Wo find ich das den mit dem Getriebe Daten??? Bitte


----------



## rar-101 (6 November 2022)

SPS-Bitschubser schrieb:


> Theoretisch bis zur mechanisch maximal zulässigen Drehzahl vom Motorlager / Getriebe. die Frage ist wie viel Drehzahl würdest du ca. brauchen ?


Bei den SEW Motoren (2 Pol. und 4 Pol.) sind imho identische Lager verbaut.
Aus meiner Erfahrung heraus macht der Motor 2000 U/min noch gut mit. Wir betreiben bei Reinigung teilweise Pumpen- und Mischerantriebe mit 100Hz, also sollte das passen...

Welche Getriebedaten brauchst du denn? i=9,14, 545Nm...


----------



## Gexle (6 November 2022)

Das hört sich doch gut an...


----------



## Thomas_v2.1 (6 November 2022)

rar-101 schrieb:


> Wir betreiben bei Reinigung teilweise Pumpen- und Mischerantriebe mit 100Hz, also sollte das passen...
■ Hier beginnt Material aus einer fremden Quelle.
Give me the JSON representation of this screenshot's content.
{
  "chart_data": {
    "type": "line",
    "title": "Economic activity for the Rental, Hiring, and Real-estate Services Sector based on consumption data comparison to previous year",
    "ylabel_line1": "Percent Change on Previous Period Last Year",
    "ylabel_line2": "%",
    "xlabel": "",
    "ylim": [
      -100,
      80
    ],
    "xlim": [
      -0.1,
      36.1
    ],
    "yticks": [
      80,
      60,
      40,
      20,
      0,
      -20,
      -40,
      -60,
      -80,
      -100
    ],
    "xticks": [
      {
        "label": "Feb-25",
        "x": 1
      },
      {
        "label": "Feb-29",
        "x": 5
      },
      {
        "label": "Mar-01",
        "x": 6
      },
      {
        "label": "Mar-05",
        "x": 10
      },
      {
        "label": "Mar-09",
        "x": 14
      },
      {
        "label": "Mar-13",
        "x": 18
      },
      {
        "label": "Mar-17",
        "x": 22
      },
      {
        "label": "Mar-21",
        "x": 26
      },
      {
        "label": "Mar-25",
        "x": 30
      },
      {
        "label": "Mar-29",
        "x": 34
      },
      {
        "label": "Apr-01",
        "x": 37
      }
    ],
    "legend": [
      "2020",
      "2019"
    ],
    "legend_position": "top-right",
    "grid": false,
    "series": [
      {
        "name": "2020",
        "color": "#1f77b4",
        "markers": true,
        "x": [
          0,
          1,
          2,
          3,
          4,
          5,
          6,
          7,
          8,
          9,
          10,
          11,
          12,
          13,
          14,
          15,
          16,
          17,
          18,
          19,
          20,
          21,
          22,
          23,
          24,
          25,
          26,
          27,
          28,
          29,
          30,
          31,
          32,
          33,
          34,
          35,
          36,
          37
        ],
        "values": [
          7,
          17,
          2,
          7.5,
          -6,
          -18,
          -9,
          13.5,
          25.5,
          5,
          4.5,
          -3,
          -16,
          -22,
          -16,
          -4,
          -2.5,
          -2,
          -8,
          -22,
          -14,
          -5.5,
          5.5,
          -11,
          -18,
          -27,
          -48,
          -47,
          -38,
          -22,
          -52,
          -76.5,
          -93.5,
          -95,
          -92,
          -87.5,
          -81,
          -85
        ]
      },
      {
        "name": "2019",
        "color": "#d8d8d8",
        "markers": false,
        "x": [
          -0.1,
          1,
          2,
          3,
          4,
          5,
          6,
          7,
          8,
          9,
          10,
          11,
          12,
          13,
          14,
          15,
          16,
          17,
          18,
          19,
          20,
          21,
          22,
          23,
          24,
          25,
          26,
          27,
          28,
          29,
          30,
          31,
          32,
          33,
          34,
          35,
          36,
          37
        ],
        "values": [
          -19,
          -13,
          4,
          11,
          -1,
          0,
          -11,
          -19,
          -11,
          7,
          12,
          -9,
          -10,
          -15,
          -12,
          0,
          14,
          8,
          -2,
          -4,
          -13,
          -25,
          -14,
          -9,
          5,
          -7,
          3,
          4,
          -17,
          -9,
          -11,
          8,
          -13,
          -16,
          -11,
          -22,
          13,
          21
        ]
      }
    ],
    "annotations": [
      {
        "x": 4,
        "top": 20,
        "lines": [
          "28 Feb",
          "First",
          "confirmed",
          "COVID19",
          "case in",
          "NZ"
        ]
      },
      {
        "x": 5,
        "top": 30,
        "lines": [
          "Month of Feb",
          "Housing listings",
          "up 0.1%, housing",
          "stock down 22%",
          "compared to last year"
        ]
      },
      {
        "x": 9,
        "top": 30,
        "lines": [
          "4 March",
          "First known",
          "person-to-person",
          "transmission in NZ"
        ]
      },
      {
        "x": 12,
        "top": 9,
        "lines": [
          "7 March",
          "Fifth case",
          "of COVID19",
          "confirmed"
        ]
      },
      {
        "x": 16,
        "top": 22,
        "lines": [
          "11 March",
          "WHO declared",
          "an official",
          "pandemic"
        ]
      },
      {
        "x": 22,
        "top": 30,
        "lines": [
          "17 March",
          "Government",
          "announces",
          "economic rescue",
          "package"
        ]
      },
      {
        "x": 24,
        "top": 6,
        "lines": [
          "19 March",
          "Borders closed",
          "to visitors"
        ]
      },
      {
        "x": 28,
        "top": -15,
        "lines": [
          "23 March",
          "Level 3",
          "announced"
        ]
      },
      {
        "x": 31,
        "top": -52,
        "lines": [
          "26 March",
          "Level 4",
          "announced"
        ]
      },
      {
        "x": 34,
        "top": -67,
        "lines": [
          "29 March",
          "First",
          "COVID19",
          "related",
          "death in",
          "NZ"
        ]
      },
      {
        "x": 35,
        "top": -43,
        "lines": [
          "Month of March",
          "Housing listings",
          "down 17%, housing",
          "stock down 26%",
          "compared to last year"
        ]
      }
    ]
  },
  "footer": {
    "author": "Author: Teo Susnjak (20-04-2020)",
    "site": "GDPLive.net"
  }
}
Eine Kreiselpumpe mit der doppelten der Auslegungsdrehzahl betreiben? Für die Fördermengen die dann theoretisch entstehen können sind die Durchmesser der Rohrleitungen nicht ausgelegt, ggf. hast du dann Kavitation, Strömungsabriss usw.


----------



## Plan_B (6 November 2022)

1700 sind in der regel kein problem, da das ja erst knapp 60hz entspricht.
In der Regel hätte die gleiche Pumpe für 60hz netze nur n andres typenschild.


----------



## Gexle (6 November 2022)

Hallo 

Ok wie weit denkst kann ich gehen??


----------



## Plan_B (6 November 2022)

Thomas_v2.1 schrieb:


> Eine Kreiselpumpe mit der doppelten der Auslegungsdrehzahl betreiben? Für die Fördermengen die dann theoretisch entstehen können sind die Durchmesser der Rohrleitungen nicht ausgelegt, ggf. hast du dann Kavitation, Strömungsabriss usw.


Kann gehen, wenn z.b. die Viskosität des Spülmediums geringer ist.


----------



## Plan_B (6 November 2022)

@Gexle
Wie gesagt, 1700 halte ich noch für Problemlos.
Du sprachst erst von 1500, jetzt scheint Dir 1700 nicht genug. Wir kennen Deinen Prozess nicht.
Der Motor macht auch bei 3000 noch mit, wenn das dann verfügbare Moment reicht. Beim Getriebe solltest Du mit erhöhtem Wartungsbedarf rechnen.

Ist das ganze spitz auf Knopf genäht, kommst Du wahrscheinlich bei 60Hz eh in die Stromgrenze. Pulvermischer sollten aber grosszügig ausgelegt sein.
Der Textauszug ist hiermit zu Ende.